Friday, April 6, 2012

The Hunger Games

I read the book before I knew I was too old. It was only when I was through with the first book of the Hunger Games trilogy that I found out that it was “young adult fiction.” I guess I must be young at heart because I loved it. In my opinion it is much more profound than most of the “old adult fiction” I have read recently.

I am always looking for interesting books to read. As a pastor I try to keep in touch with what mainstream society is reading and thinking. So I regularly peruse the best-seller lists and buy books that linger in the top ten. (The exception to that rule is the romance novels. Sorry, I can’t bring myself to read this so-called “mommy porn.”)

Suzanne Collins’ Hunger Games books have been on the USA Today Best Seller list for over two years. Today they hold the top three slots. They are science fiction, a genre that I enjoy. More specifically they are set in a dystopian future, like the Orwell’s 1984 and Huxley’s Brave New World. So I downloaded it onto my Kindle and started reading. I could not stop reading until I was finished with all three novels.

For those who are unfamiliar with the books, they take place in the not-too-distant future in North America. The United States has been destroyed by an apocalyptic event and replaced with Panem, with its Capitol in the Rocky Mountains.  The continent is divided into twelve districts, one of which was later destroyed for its rebellion against the state.

To keep the districts under its thumb, the Capitol annually requires each district to choose two teenagers to fight to the death in the televised Hunger Games, an event which is a believable hybrid of the TV show Survivor and the gladiatorial games of ancient Rome.
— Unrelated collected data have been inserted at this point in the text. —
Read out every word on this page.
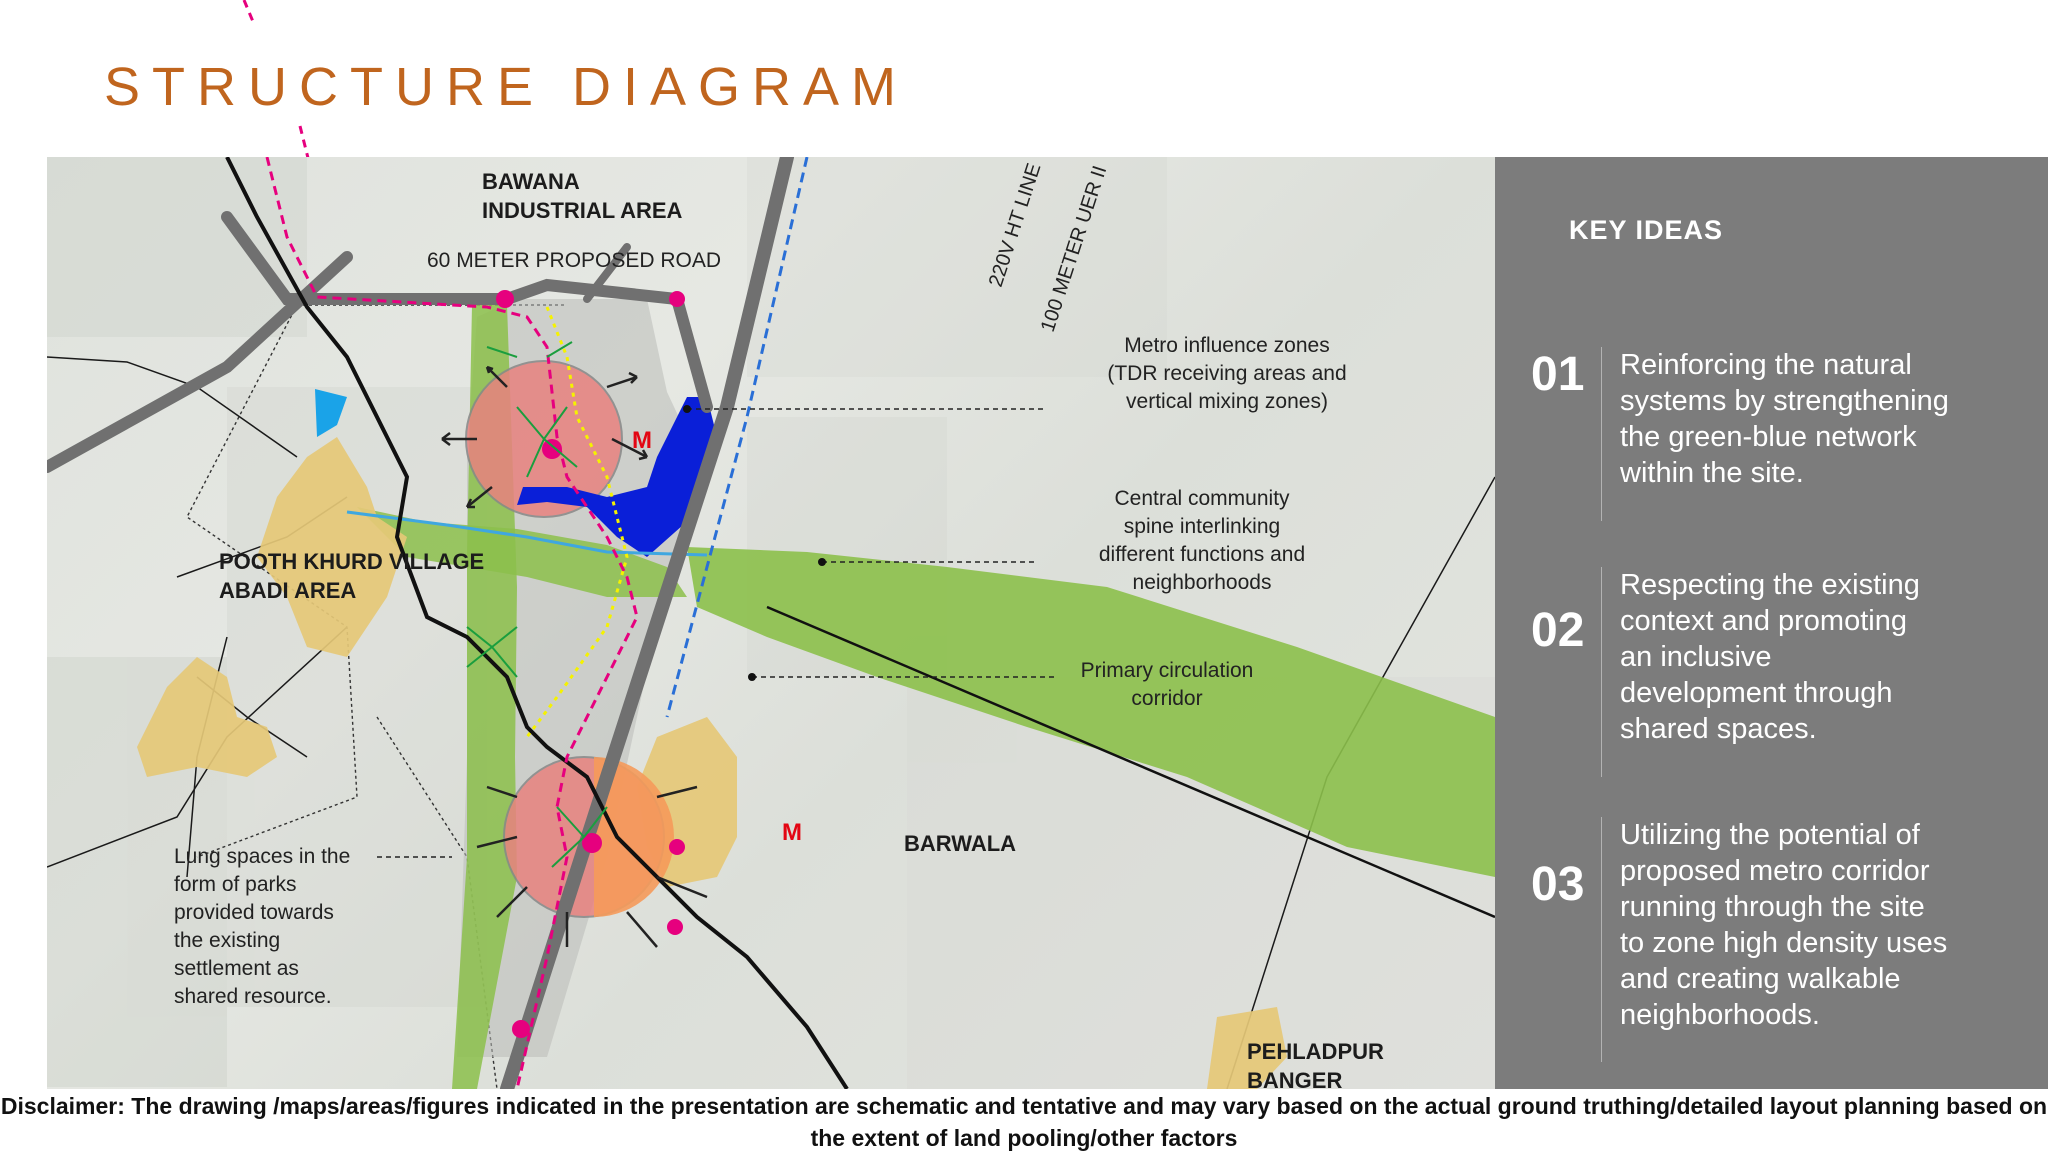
STRUCTURE DIAGRAM
BAWANA
INDUSTRIAL AREA
60 METER PROPOSED ROAD	220V HT LINE
100 METER UER II
Metro influence zones
(TDR receiving areas and
vertical mixing zones)
Central community
spine interlinking
different functions and
neighborhoods
POOTH KHURD VILLAGE
ABADI AREA
Primary circulation
corridor
BARWALA
Lung spaces in the
form of parks
provided towards
the existing
settlement as
shared resource.
PEHLADPUR
BANGER
M
M
KEY IDEAS
01 Reinforcing the natural
systems by strengthening
the green-blue network
within the site.
02
Respecting the existing
context and promoting
an inclusive
development through
shared spaces.
03
Utilizing the potential of
proposed metro corridor
running through the site
to zone high density uses
and creating walkable
neighborhoods.
Disclaimer: The drawing /maps/areas/figures indicated in the presentation are schematic and tentative and may vary based on the actual ground truthing/detailed layout planning based on the extent of land pooling/other factors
I will tell you why I like the books. First of all they are a scathing critique of American popular culture and politics. The painted coiffed residents of the Capitol are too reminiscent of the cultural elite of our nation. I felt like I was watching the Oscars!

The economy of Panem is easily recognizable as the class warfare decried by Occupy movement - the one percent versus the ninety-nine percent. The government of Panem is the oligarchy of American politics. It is the Demopublican party of the USA, which sends its young men and women to die in war as a way to keep itself in power.

The heroine of the novels is a sixteen year-old girl named Katniss Everdeen. She is the perfect heroine for our time because she is not perfect. She is a deeply flawed and wounded person; in other words she is real. She is deeply spiritually connected with nature; she regularly escapes the prison of her urban ghetto to hunt in the forests of the former West Virginia.

Most important she is willing to lay down her life. At the Reaping (where the tributes from each district are chosen by lot) Katniss volunteers to take the place of her younger sister Prim. She is Christ at Gabbatha, the one who saves another by taking her place. Later at the end of the Game, she offers her life again, showing this was no fleeting emotional outburst, but the core of her character.

And she is a warrior.  This is a theme that is missing from much of Christianity today. I was reacquainted with it when I read John Bunyan’s book “The Holy War,” a book just as profound as his more well-known Pilgrim’s Progress. She fights! But she sees that the true fight is not against the flesh and blood of the other tributes in the arena, but against the principalities and powers operating behind the scenes.

This is a deeply spiritual book, even though I do not know if the author is traditionally religious. There are other important themes as well. I will only mention one. There is the secondary theme of the power of art to transform and save. True art is practiced by the hero Peeta versus the faux art of the culture. It is redeeming art, which is deeply connected to Nature, the human soul and the power of love.

That is all I have room to say here. You will have to read the books for yourself. But I warn you. They are revolutionary. If the youth of our nation are inspired by books like these, the future will not be like our present.

1 comment:

  1. Sounds like I'm going to have to go find the books! I've heard a lot about The Hunger Games, but had no idea what it was about. Thanks for the critique - now I'll go hunt for the books!!